23.3.09

Vanuatu Land Divers - Naghol / N'Gol

Before bungee jumping, there was ....

.... this bizarre spectacle, which is called Naghol or N'Gol.

It began on Pentecost Island in Vanuatu (New Hebrides) many centuries, perhaps millennia ago, when a beaten woman ran away from her husband, Tamale. He found her hiding in a tall tree and called to her that if she came down he might beat her - but only a little. However if he had to get her she would be sorry. She refused. He climbed the tree and as he made his final grab, she leaped. In anguish at her death (or anger that he had missed her) Tamale jumped after her, not realising his wife had tied liana vines around her ankles and survived the fall.

Tamale perished. The ritual evolved over the years, to stripping a tall tree of it's surrounding branches and building a tower of sticks to support the trunk. The platform is made of wood and covered with leaves purposely to protect the platform from the sun drying it out before the ceremony. The leaves are removed by the jumpers before the jump. The liana vines which are tied to the ankel and slightly elastic following the wet season, are shredded and the other end tied to the tower. Men and boys, some as young as seven years, climb the tower and leap from the platforms in a show of strength, and a statement to women that they can never be tricked again....

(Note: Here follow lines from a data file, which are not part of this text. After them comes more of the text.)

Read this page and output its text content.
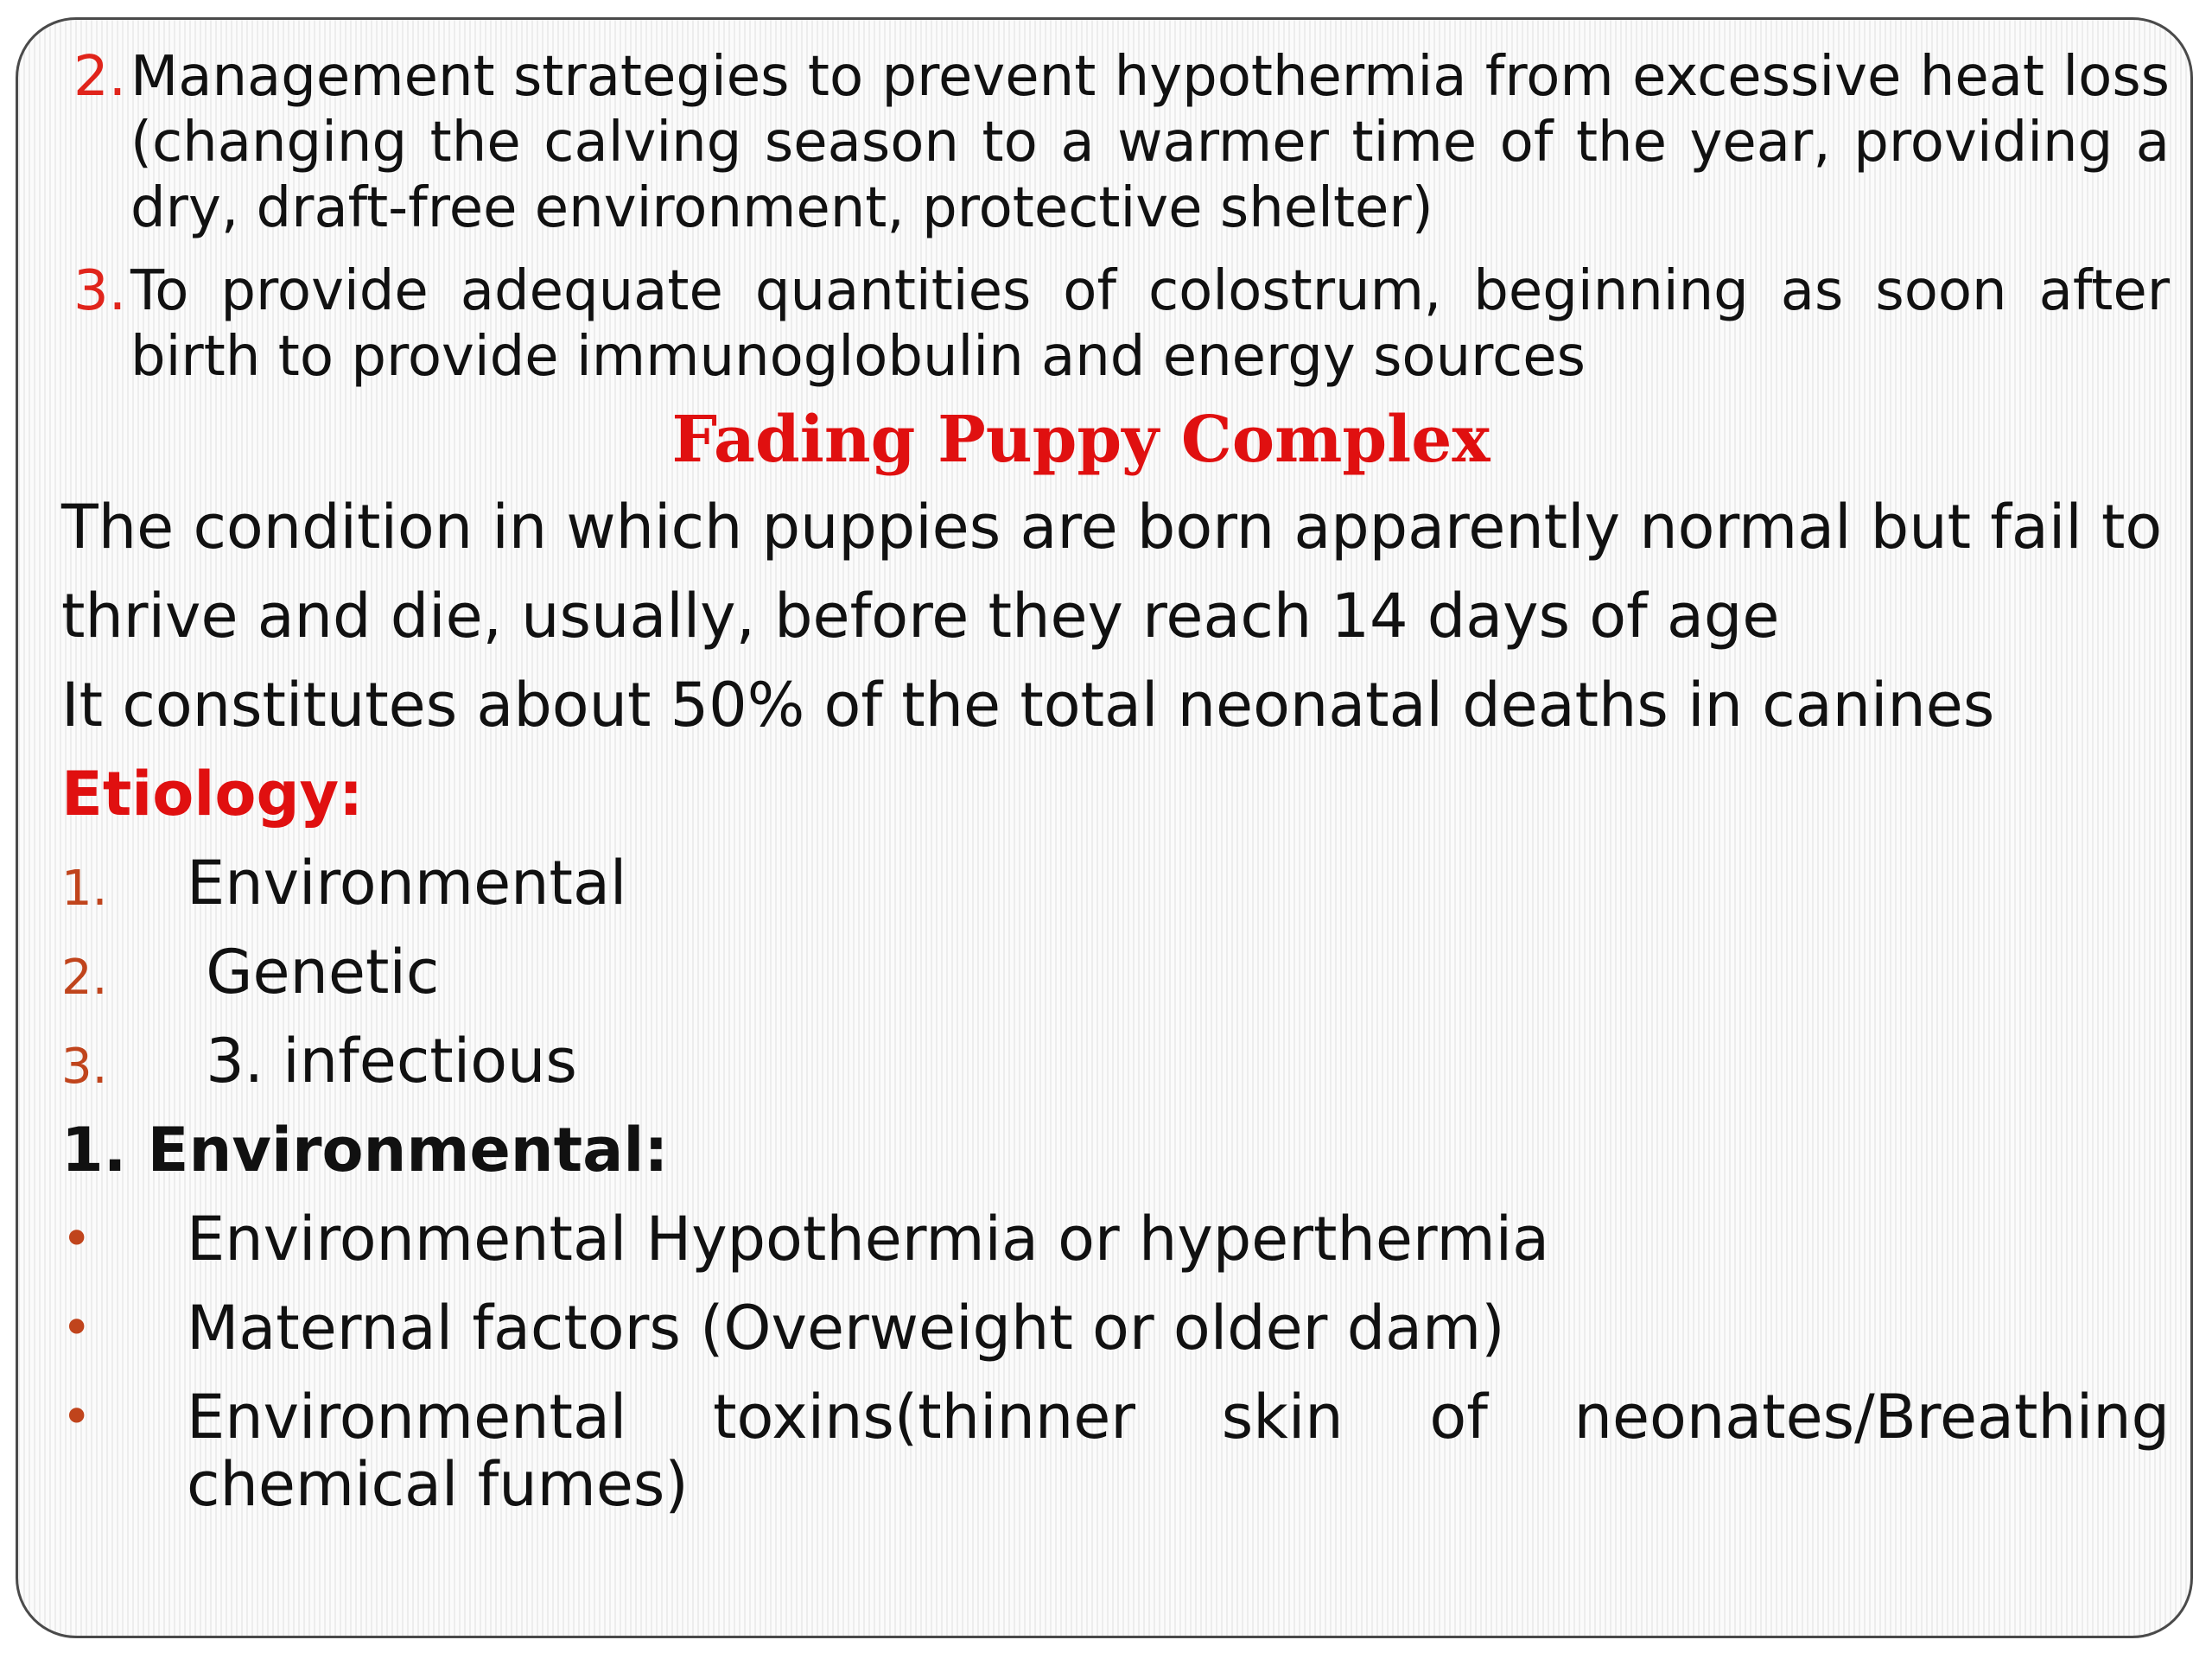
2. Management strategies to prevent hypothermia from excessive heat loss (changing the calving season to a warmer time of the year, providing a dry, draft-free environment, protective shelter)
3. To provide adequate quantities of colostrum, beginning as soon after birth to provide immunoglobulin and energy sources
Fading Puppy Complex
The condition in which puppies are born apparently normal but fail to thrive and die, usually, before they reach 14 days of age
It constitutes about 50% of the total neonatal deaths in canines
Etiology:
1. Environmental
2. Genetic
3. 3. infectious
1. Environmental:
• Environmental Hypothermia or hyperthermia
• Maternal factors (Overweight or older dam)
• Environmental toxins(thinner skin of neonates/Breathing chemical fumes)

It is also a fertility rite. Every year in April, when the first yam crop is ready, the islanders on the south of the island start building a huge tower for the land diving. It will take about 5 weeks to build, all materials come from the forest: lianas, branches, trunks. Eventually a wooden tower between 30 to 40 meters high is erected. Each diver must select his own vine. Its size is of utmost importance and if it is only 10 cm too long, the diver will hit the ground and break his neck. As the vines stretch at the end of the dive, the land diver's heads curl under and their shoulders touch the earth, making it fertile for the following year's yam crop.

The ritual is followed with a celebration of Kava, Tuluk, and Laplap. Yum Yum !!